On election day they sent campaign workers into more than half the precincts. “It was a basic get-out-the-vote campaign–Dick Simpson meets Mike Madigan,” says Walker. “We made sure the people who said they’d vote for us actually voted.”

O’Brien won almost 53 percent of the vote. “I was in the La Salle County courthouse to watch the tallies come in,” says Walker. “By the time I got back to the Coal City headquarters it was three in the morning and the office was deserted. You could tell there’d been a huge party. I smoked a cigar and had a rum and Coke and quietly toasted the victory.”

O’Brien’s win transformed state politics by giving Madigan control of the house. “With Madigan in control you’ll see more pork-barrel projects go to parts of the state other than Du Page County,” says Crown. “You’ll see more movement on affirmative action, gender equity issues, public education. You won’t see [Governor] Edgar push things through like the Meigs Field deal. Of course, Madigan’s only got a 60-58 margin, and there’s another election in ’98. Still Walker’s due some credit for the change. The strange thing is that he usually runs insurgency campaigns, and the O’Brien campaign was more of a network thing. Has he turned over a new leaf?”

Have you, Walker?

“I like to think that I’m resourceful–that I can adapt to the circumstances. It’s funny–a few days ago I got a call from Quinn begging me to help him organize a protest at the county building over the board’s proposed tax hike.
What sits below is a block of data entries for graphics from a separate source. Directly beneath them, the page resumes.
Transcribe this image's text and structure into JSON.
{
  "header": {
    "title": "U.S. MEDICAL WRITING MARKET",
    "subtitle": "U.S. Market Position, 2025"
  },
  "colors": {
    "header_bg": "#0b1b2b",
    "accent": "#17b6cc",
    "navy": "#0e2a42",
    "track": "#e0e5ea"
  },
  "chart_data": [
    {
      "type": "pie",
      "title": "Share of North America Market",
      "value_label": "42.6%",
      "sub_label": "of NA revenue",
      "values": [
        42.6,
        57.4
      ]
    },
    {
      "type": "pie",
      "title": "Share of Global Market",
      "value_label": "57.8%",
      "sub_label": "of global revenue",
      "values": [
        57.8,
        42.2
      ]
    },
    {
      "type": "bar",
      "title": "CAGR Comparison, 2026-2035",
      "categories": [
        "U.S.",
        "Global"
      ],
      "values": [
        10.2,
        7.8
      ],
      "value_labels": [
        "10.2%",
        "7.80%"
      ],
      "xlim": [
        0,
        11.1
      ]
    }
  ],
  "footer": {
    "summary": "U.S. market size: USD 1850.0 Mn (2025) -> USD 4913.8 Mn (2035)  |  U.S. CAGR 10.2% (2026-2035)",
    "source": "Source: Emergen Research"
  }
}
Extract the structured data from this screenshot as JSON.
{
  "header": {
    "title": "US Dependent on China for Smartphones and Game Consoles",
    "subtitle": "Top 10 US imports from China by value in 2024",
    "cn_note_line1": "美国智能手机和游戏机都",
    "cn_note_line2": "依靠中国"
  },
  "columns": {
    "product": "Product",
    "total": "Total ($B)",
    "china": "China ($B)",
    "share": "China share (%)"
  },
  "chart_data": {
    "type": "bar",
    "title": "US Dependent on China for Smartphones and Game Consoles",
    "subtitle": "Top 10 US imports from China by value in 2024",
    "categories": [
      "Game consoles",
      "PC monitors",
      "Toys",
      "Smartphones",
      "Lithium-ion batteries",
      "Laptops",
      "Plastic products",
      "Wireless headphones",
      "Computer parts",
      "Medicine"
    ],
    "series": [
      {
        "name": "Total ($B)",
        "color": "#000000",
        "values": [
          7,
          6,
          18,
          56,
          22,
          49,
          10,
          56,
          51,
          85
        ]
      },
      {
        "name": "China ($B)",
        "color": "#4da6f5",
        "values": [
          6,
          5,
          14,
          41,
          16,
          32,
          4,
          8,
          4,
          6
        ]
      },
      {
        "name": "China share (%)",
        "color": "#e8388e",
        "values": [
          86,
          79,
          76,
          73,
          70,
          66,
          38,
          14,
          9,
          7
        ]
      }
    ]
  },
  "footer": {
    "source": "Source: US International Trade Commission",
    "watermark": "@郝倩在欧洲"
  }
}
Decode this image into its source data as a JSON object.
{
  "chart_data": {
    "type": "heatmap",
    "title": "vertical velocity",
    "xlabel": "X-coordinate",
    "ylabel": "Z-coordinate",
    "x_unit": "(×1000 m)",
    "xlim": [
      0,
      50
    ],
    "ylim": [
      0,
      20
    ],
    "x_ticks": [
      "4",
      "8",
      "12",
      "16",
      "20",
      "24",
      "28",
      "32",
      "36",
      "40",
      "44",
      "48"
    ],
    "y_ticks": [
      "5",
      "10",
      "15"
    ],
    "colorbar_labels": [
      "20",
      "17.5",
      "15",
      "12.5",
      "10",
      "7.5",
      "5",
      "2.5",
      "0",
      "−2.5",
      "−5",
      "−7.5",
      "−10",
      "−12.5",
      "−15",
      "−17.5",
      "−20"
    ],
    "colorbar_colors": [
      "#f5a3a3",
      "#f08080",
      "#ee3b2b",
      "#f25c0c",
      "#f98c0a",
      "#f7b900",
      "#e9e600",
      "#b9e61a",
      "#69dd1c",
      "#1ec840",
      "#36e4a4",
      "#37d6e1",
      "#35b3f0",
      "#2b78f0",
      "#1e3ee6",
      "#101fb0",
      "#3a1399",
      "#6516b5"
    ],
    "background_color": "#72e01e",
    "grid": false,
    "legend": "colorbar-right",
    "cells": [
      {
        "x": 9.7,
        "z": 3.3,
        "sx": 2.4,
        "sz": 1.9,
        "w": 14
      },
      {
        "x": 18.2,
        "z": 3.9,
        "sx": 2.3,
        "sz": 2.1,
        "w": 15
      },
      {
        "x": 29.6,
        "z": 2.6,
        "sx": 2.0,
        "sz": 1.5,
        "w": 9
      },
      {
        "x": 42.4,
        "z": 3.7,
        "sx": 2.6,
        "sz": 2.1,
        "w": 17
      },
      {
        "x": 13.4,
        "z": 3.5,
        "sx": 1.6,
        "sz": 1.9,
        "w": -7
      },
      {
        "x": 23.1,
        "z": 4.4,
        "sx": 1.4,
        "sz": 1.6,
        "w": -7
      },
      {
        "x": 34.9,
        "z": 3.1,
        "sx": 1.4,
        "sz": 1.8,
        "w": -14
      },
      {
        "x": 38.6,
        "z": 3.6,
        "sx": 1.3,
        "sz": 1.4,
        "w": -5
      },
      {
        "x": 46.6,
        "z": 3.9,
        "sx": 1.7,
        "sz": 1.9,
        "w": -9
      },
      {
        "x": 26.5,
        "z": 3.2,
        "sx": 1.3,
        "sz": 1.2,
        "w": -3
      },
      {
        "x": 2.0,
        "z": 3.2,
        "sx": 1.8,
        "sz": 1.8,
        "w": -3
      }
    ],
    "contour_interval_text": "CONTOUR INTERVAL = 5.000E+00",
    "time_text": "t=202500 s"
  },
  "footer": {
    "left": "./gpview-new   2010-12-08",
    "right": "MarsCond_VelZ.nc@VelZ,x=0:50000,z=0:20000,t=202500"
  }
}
I didn’t want to do it, but Pat said, ‘Come on, it’s my birthday.’ So I made some calls and when we got off the elevator we saw eight TV cameras waiting and Pat’s face lit up. So much for stealth tactics.

“But you know how it is with us itinerant organizers. I feel like the lead character in the movie The Organizer. It opens with the organizer jumping off a freight train as it rolls into town late at night. He organizes the workers and has a romance with a local beauty and then at the end of the movie he gets back on the freight train and heads out of town. Just like me. Only I didn’t have the romance with the local beauty. So I’ve got my resumé out, waiting for that old freight train whistle to blow.”